Reporter: Narita Indrastiti, Wahyu Satriani | Editor: Yudho Winarto
JAKARTA. Pasar finansial Indonesia semakin memikat. Indonesia diyakini menjadi salah satu sasaran para investor yang mengail untung lewat carry trade. Satu indikasinya, per 1 Maret lalu, porsi asing di surat berharga negara naik, yakni 39,01% ketimbang per akhir 2015 sebesar 38,21%.
Mengacu data Direktorat Jenderal Pengelolaan dan Pembiayaan Risiko (DJPPR) Kementerian Keuangan, dana asing di SBN mencapai
Rp 588,23 triliun. Dari jumlah itu, senilai Rp 578,64 triliun berupa surat utang negara (SUN) dan Rp 9,59 triliun masuk surat berharga syariah negara (SBSN) atau sukuk.
Nilai itu naik dari akhir 2015 sebesar Rp 558,52 triliun. "Melihat beberapa negara yang menetapkan suku bunga negatif, bukan tak mungkin potensi carry trade terjadi. Capital inflow lebih dominan di pasar obligasi," ujar Head of Fixed Income Indomitra Securities Maximilianus Nico Demus, Kamis (3/3).

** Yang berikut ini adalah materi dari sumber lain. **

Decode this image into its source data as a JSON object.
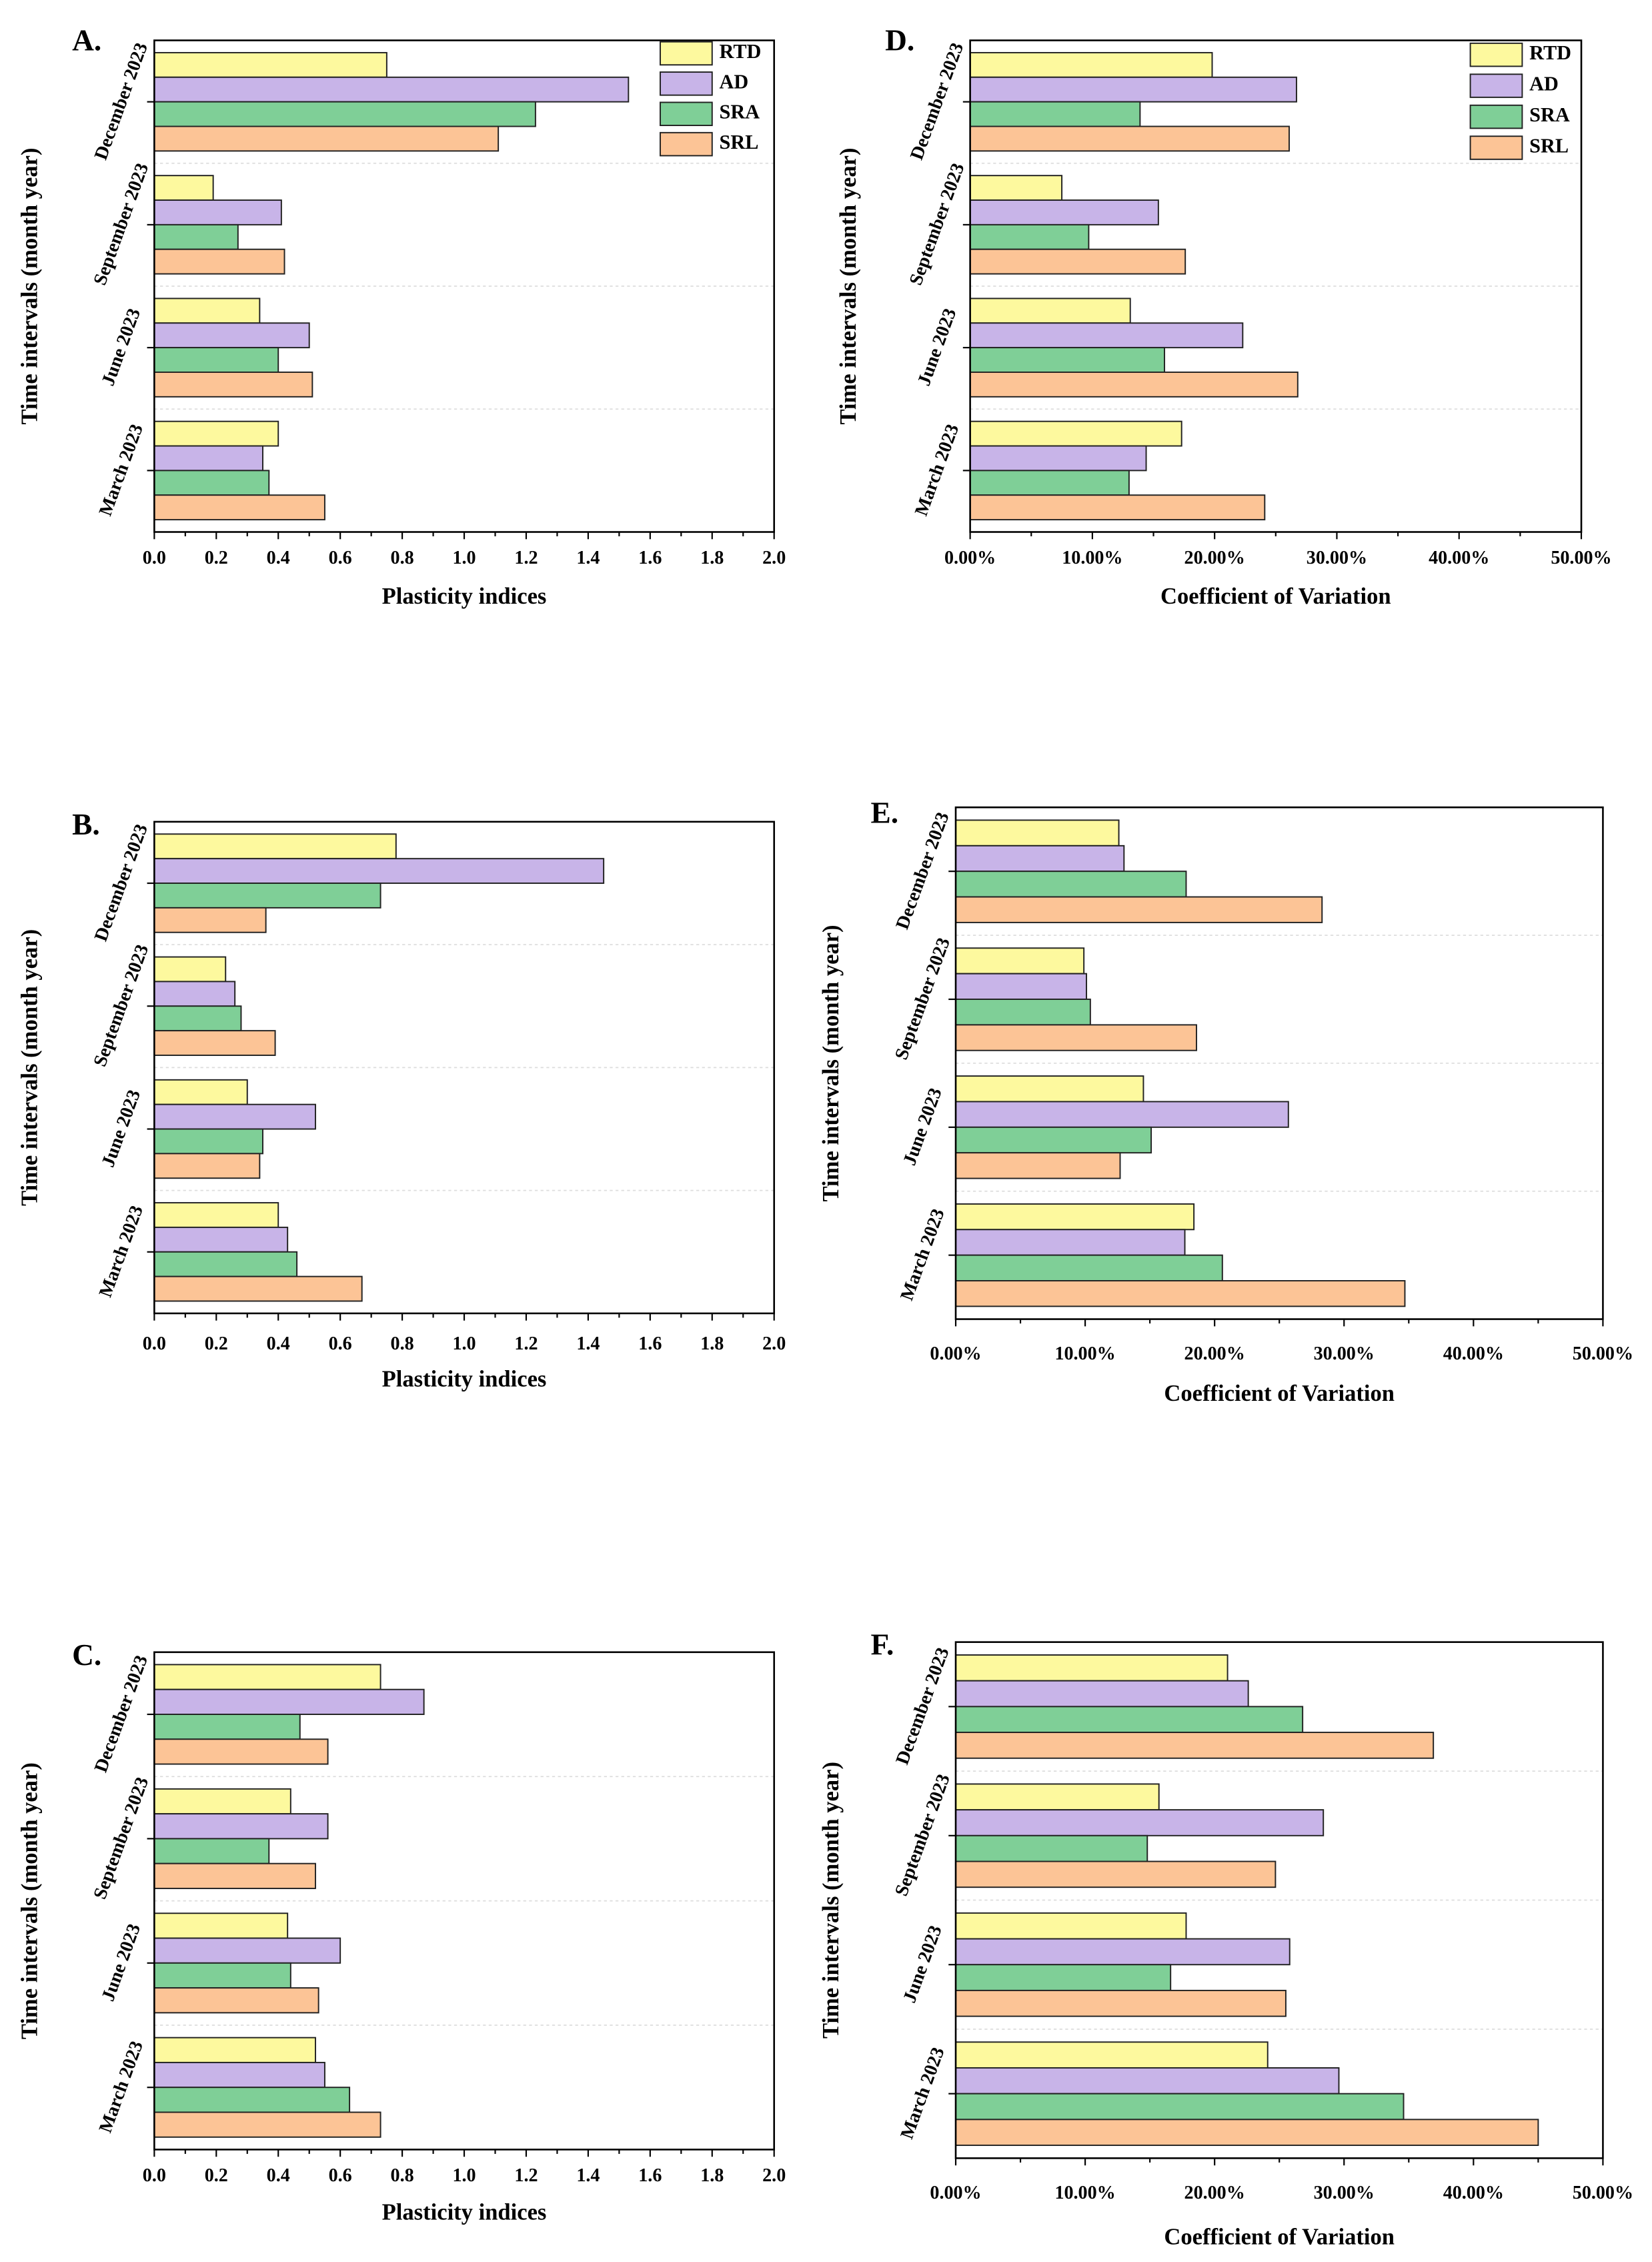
{
  "chart_data": [
    {
      "type": "bar",
      "label": "A.",
      "xlabel": "Plasticity indices",
      "ylabel": "Time intervals (month year)",
      "categories": [
        "March 2023",
        "June 2023",
        "September 2023",
        "December 2023"
      ],
      "series": [
        {
          "name": "RTD",
          "color": "#fdf99e",
          "values": [
            0.4,
            0.34,
            0.19,
            0.75
          ]
        },
        {
          "name": "AD",
          "color": "#c8b4e8",
          "values": [
            0.35,
            0.5,
            0.41,
            1.53
          ]
        },
        {
          "name": "SRA",
          "color": "#7fcf97",
          "values": [
            0.37,
            0.4,
            0.27,
            1.23
          ]
        },
        {
          "name": "SRL",
          "color": "#fcc496",
          "values": [
            0.55,
            0.51,
            0.42,
            1.11
          ]
        }
      ],
      "xlim": [
        0,
        2
      ],
      "xticks": [
        {
          "value": 0,
          "label": "0.0"
        },
        0.2,
        0.4,
        0.6,
        0.8,
        {
          "value": 1,
          "label": "1.0"
        },
        1.2,
        1.4,
        1.6,
        1.8,
        {
          "value": 2,
          "label": "2.0"
        }
      ],
      "legend": "upper right"
    },
    {
      "type": "bar",
      "label": "D.",
      "xlabel": "Coefficient of Variation",
      "ylabel": "Time intervals (month year)",
      "categories": [
        "March 2023",
        "June 2023",
        "September 2023",
        "December 2023"
      ],
      "series": [
        {
          "name": "RTD",
          "color": "#fdf99e",
          "values": [
            17.3,
            13.1,
            7.5,
            19.8
          ]
        },
        {
          "name": "AD",
          "color": "#c8b4e8",
          "values": [
            14.4,
            22.3,
            15.4,
            26.7
          ]
        },
        {
          "name": "SRA",
          "color": "#7fcf97",
          "values": [
            13.0,
            15.9,
            9.7,
            13.9
          ]
        },
        {
          "name": "SRL",
          "color": "#fcc496",
          "values": [
            24.1,
            26.8,
            17.6,
            26.1
          ]
        }
      ],
      "xlim": [
        0,
        50
      ],
      "xticks": [
        {
          "value": 0,
          "label": "0.00%"
        },
        {
          "value": 10,
          "label": "10.00%"
        },
        {
          "value": 20,
          "label": "20.00%"
        },
        {
          "value": 30,
          "label": "30.00%"
        },
        {
          "value": 40,
          "label": "40.00%"
        },
        {
          "value": 50,
          "label": "50.00%"
        }
      ],
      "legend": "upper right"
    },
    {
      "type": "bar",
      "label": "B.",
      "xlabel": "Plasticity indices",
      "ylabel": "Time intervals (month year)",
      "categories": [
        "March 2023",
        "June 2023",
        "September 2023",
        "December 2023"
      ],
      "series": [
        {
          "name": "RTD",
          "color": "#fdf99e",
          "values": [
            0.4,
            0.3,
            0.23,
            0.78
          ]
        },
        {
          "name": "AD",
          "color": "#c8b4e8",
          "values": [
            0.43,
            0.52,
            0.26,
            1.45
          ]
        },
        {
          "name": "SRA",
          "color": "#7fcf97",
          "values": [
            0.46,
            0.35,
            0.28,
            0.73
          ]
        },
        {
          "name": "SRL",
          "color": "#fcc496",
          "values": [
            0.67,
            0.34,
            0.39,
            0.36
          ]
        }
      ],
      "xlim": [
        0,
        2
      ],
      "xticks": [
        {
          "value": 0,
          "label": "0.0"
        },
        0.2,
        0.4,
        0.6,
        0.8,
        {
          "value": 1,
          "label": "1.0"
        },
        1.2,
        1.4,
        1.6,
        1.8,
        {
          "value": 2,
          "label": "2.0"
        }
      ]
    },
    {
      "type": "bar",
      "label": "E.",
      "xlabel": "Coefficient of Variation",
      "ylabel": "Time intervals (month year)",
      "categories": [
        "March 2023",
        "June 2023",
        "September 2023",
        "December 2023"
      ],
      "series": [
        {
          "name": "RTD",
          "color": "#fdf99e",
          "values": [
            18.4,
            14.5,
            9.9,
            12.6
          ]
        },
        {
          "name": "AD",
          "color": "#c8b4e8",
          "values": [
            17.7,
            25.7,
            10.1,
            13.0
          ]
        },
        {
          "name": "SRA",
          "color": "#7fcf97",
          "values": [
            20.6,
            15.1,
            10.4,
            17.8
          ]
        },
        {
          "name": "SRL",
          "color": "#fcc496",
          "values": [
            34.7,
            12.7,
            18.6,
            28.3
          ]
        }
      ],
      "xlim": [
        0,
        50
      ],
      "xticks": [
        {
          "value": 0,
          "label": "0.00%"
        },
        {
          "value": 10,
          "label": "10.00%"
        },
        {
          "value": 20,
          "label": "20.00%"
        },
        {
          "value": 30,
          "label": "30.00%"
        },
        {
          "value": 40,
          "label": "40.00%"
        },
        {
          "value": 50,
          "label": "50.00%"
        }
      ]
    },
    {
      "type": "bar",
      "label": "C.",
      "xlabel": "Plasticity indices",
      "ylabel": "Time intervals (month year)",
      "categories": [
        "March 2023",
        "June 2023",
        "September 2023",
        "December 2023"
      ],
      "series": [
        {
          "name": "RTD",
          "color": "#fdf99e",
          "values": [
            0.52,
            0.43,
            0.44,
            0.73
          ]
        },
        {
          "name": "AD",
          "color": "#c8b4e8",
          "values": [
            0.55,
            0.6,
            0.56,
            0.87
          ]
        },
        {
          "name": "SRA",
          "color": "#7fcf97",
          "values": [
            0.63,
            0.44,
            0.37,
            0.47
          ]
        },
        {
          "name": "SRL",
          "color": "#fcc496",
          "values": [
            0.73,
            0.53,
            0.52,
            0.56
          ]
        }
      ],
      "xlim": [
        0,
        2
      ],
      "xticks": [
        {
          "value": 0,
          "label": "0.0"
        },
        0.2,
        0.4,
        0.6,
        0.8,
        {
          "value": 1,
          "label": "1.0"
        },
        1.2,
        1.4,
        1.6,
        1.8,
        {
          "value": 2,
          "label": "2.0"
        }
      ]
    },
    {
      "type": "bar",
      "label": "F.",
      "xlabel": "Coefficient of Variation",
      "ylabel": "Time intervals (month year)",
      "categories": [
        "March 2023",
        "June 2023",
        "September 2023",
        "December 2023"
      ],
      "series": [
        {
          "name": "RTD",
          "color": "#fdf99e",
          "values": [
            24.1,
            17.8,
            15.7,
            21.0
          ]
        },
        {
          "name": "AD",
          "color": "#c8b4e8",
          "values": [
            29.6,
            25.8,
            28.4,
            22.6
          ]
        },
        {
          "name": "SRA",
          "color": "#7fcf97",
          "values": [
            34.6,
            16.6,
            14.8,
            26.8
          ]
        },
        {
          "name": "SRL",
          "color": "#fcc496",
          "values": [
            45.0,
            25.5,
            24.7,
            36.9
          ]
        }
      ],
      "xlim": [
        0,
        50
      ],
      "xticks": [
        {
          "value": 0,
          "label": "0.00%"
        },
        {
          "value": 10,
          "label": "10.00%"
        },
        {
          "value": 20,
          "label": "20.00%"
        },
        {
          "value": 30,
          "label": "30.00%"
        },
        {
          "value": 40,
          "label": "40.00%"
        },
        {
          "value": 50,
          "label": "50.00%"
        }
      ]
    }
  ]
}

Aliran masuk dana asing dipicu imbal hasil obligasi Indonesia yang lebih menarik ketimbang negara lain.
Nico membandingkan yield obligasi Indonesia bertenor 10 tahun berkisar 10%, lebih menarik daripada negara sasaran carry trade lain, seperti Tiongkok sebesar 2,85%, Peru 7,38%, maupun India 7,64%. Adapun yield obligasi bertenor sama milik Pemerintah Turki di level 10,17% dan Brasil sebesar 15,5%.
Risiko terukur
Kendati Turki dan Brasil menawarkan imbal hasil lebih tinggi, investor akan mencari negara dengan risiko terukur dan minim. "Fundamental Indonesia membaik, sumber daya alam melimpah, penanaman modal asing masih minim dan market konsumtif yang besar, tentu menjadi salah satu pertimbangan asing berinvestasi di Indonesia," papar dia.
Penguatan nilai tukar rupiah terhadap dollar Amerika Serikat juga menjadi pertimbangan asing. Di saat yang sama, tren inflasi terbilang rendah sehingga suku bunga acuan Bank Indonesia (BI rate) berpeluang kembali melandai. Sejumlah paket kebijakan juga memperlihatkan, pemerintah memperbaiki iklim investasi.
Analis Indonesia Bond Pricing Agency (IBPA) Robby Rushandie menilai, yield obligasi Indonesia masih menarik di tengah iklim suku bunga rendah secara global. "Dibanding bunga acuan 7%, Indonesia terbilang atraktif bagi investor global," kata dia.
Menurut Robby, suku bunga acuan Indonesia paling tinggi di antara negara utama Asia. India sekitar 6,75%, Tiongkok 4,35%, Malaysia 3,25%, Thailand 1,5% dan Filipina 4%. Nah, yield obligasi khususnya bertenor pendek, juga di level suku bunga acuan tersebut.
Teguh Hidayat, Pengamat Pasar Modal, menilai, suku bunga negatif di sejumlah negara memang bisa berefek masuknya dana asing ke pasar modal domestik. Tapi jumlahnya tak signifikan. "Dari dulu memang yield obligasi kita lebih bagus dibandingkan negara lain. Tetapi sekarang banyak asing masuk karena pertimbangan risiko yang lebih bagus," ujar dia.
Di pasar saham, aliran masuk dana asing lebih banyak disebabkan IHSG yang valuasinya sudah murah sejak merosot pada tahun lalu.